How I AIHow Notion designers ship live prototypes in minutes | Brian Lovin (Product designer)
CHAPTERS
Why prototypes should “encounter reality” early (and why AI changed the speed limit)
Brian explains his philosophy for designing B2B SaaS: move from static mocks toward real usage as quickly as possible. AI coding tools let him prototype dramatically faster—often in a near-production environment—so design flaws surface earlier (loading states, responsiveness, interaction details).
Prototype Playground: a simple Next.js repo as a shared prototyping hub
Prototype Playground is described as a straightforward Next.js project where every designer/PM/engineer can create isolated prototype pages. The payoff is centralization: everyone’s work is visible and reusable, making it easy to borrow ideas and code across the team.
What the UI looks like: browsing, templates, and “Notion-y” shared styles
Brian walks through how the playground presents prototypes and how templates accelerate building familiar Notion-like layouts. Shared colors, typography, and icons help prototypes feel realistic without re-creating the design system from scratch.
How it got created and deployed: lightweight ops, real collaboration constraints
Claire asks about the operational reality: who built it, how it’s hosted, and what approvals were needed. Brian emphasizes the minimal overhead—basic Next.js + Vercel—with just enough process to make it accessible to the team.
Adoption reality: who uses it, why some don’t, and linking external prototypes
Brian is candid that he’s the heaviest user, with a smaller core group using it frequently. To include different workflows, he added support for external prototype links (e.g., other tools or personal stacks) so the hub can still be a centralized index.
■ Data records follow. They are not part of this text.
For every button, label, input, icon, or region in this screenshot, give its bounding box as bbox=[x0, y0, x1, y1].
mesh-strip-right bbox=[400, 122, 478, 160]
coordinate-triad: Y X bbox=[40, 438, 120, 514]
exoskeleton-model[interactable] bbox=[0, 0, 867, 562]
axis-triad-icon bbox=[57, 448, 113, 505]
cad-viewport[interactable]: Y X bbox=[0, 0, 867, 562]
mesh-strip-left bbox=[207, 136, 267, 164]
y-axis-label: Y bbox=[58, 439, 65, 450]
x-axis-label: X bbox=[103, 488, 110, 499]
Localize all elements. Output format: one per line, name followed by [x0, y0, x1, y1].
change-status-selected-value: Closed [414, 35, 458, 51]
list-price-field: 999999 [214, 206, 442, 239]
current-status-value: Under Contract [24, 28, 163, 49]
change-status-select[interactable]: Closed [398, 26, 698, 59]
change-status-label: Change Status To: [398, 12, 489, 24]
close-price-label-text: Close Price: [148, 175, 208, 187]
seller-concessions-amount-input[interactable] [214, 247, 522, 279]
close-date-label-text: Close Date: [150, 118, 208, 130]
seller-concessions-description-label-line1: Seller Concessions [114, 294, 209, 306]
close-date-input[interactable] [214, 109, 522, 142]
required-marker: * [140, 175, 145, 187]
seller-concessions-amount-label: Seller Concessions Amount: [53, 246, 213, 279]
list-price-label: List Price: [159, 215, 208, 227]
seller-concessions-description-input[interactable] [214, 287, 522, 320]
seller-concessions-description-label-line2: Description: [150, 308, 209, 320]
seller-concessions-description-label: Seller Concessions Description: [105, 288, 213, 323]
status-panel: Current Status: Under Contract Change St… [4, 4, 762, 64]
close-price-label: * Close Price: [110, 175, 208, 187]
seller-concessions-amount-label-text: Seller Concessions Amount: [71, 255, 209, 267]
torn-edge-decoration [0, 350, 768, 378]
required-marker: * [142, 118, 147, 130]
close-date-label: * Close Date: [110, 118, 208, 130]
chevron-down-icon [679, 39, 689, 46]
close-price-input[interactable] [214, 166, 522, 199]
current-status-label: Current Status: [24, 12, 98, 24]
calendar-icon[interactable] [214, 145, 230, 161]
Creating a new prototype without boilerplate: in-app “New” button and file-based metadata
Brian demonstrates the fastest way to start: generating a prototype folder and files automatically rather than manually creating Next.js routes. The system is intentionally backend-less: prototypes are just files on disk, committed and shared via GitHub.
Brian’s working setup: three-pane workflow + voice prompting + Plan Mode
Brian shows his personal setup: Claude Code in terminal alongside the editor and live preview, plus a voice-to-prompt tool (Monologue) to iterate faster. He stresses using Plan Mode first, then actually reading the plan to catch mistakes early.
Teaching Claude to self-check: linting, MCP tools, and reducing human babysitting
Brian shares a core principle: when the AI asks you to do something, teach it to do that step itself. He builds habits like automatic linting, plus browser-driven verification using MCP tools (Playwright/Chrome DevTools) so Claude can validate functionality (e.g., confetti on play).
Slash commands for fast onboarding: “/create-prototype” and command definitions
To make the playground more approachable, Brian adds custom slash commands—structured prompts that can also run scripts. He shows how commands are defined (name/description/instructions/examples) and why examples dramatically improve reliability.
Figma → code pipeline with MCP: extraction, implementation, and a verification loop
Brian demonstrates a dedicated “/figma” command that orchestrates Figma MCP and browser verification. It checks prerequisites, extracts design data, implements the UI, then loops comparing the output to the Figma frame until changes stabilize—often reaching ~80% fidelity quickly.
Reducing “icon hallucinations” with Claude Skills + bundled scripts (Find Icon)
Brian explains a recurring pain: models guess icon names incorrectly. He created a “Find Icon” skill that programmatically searches a large internal icon set (thousands of files) using a script, including synonym logic (e.g., ‘search’ vs ‘magnifying glass’).
One-command deployment for non-engineers: “/deploy” to branch, PR, CI monitoring, and fixes
To lower intimidation around Git and deployment, Brian built a deploy command that checks prerequisites (GitHub CLI/auth), creates a branch, commits, opens a PR, and monitors CI until checks are green—auto-fixing and pushing updates when needed. The goal is end-to-end sharing without requiring deep Git knowledge.
How AI changes design work: when Figma is enough vs when code is required (especially for AI UX)
In lightning-round discussion, Brian explains he still spends most time in Figma—but AI experiences demand code-first prototyping. For chat/agent products, realistic model behavior (errors, delays, follow-up questions) can’t be accurately designed with static “golden path” mocks.
Tooling preferences and prompting advice: why Opus 4.5 + what to do when AI ‘isn’t listening’
Brian describes why Claude/Opus 4.5 feels best for his workflow, while still using Cursor features for quick fixes. His most pragmatic prompting advice: quality correlates with human clarity and energy—if prompts get sloppy, step away and come back rested.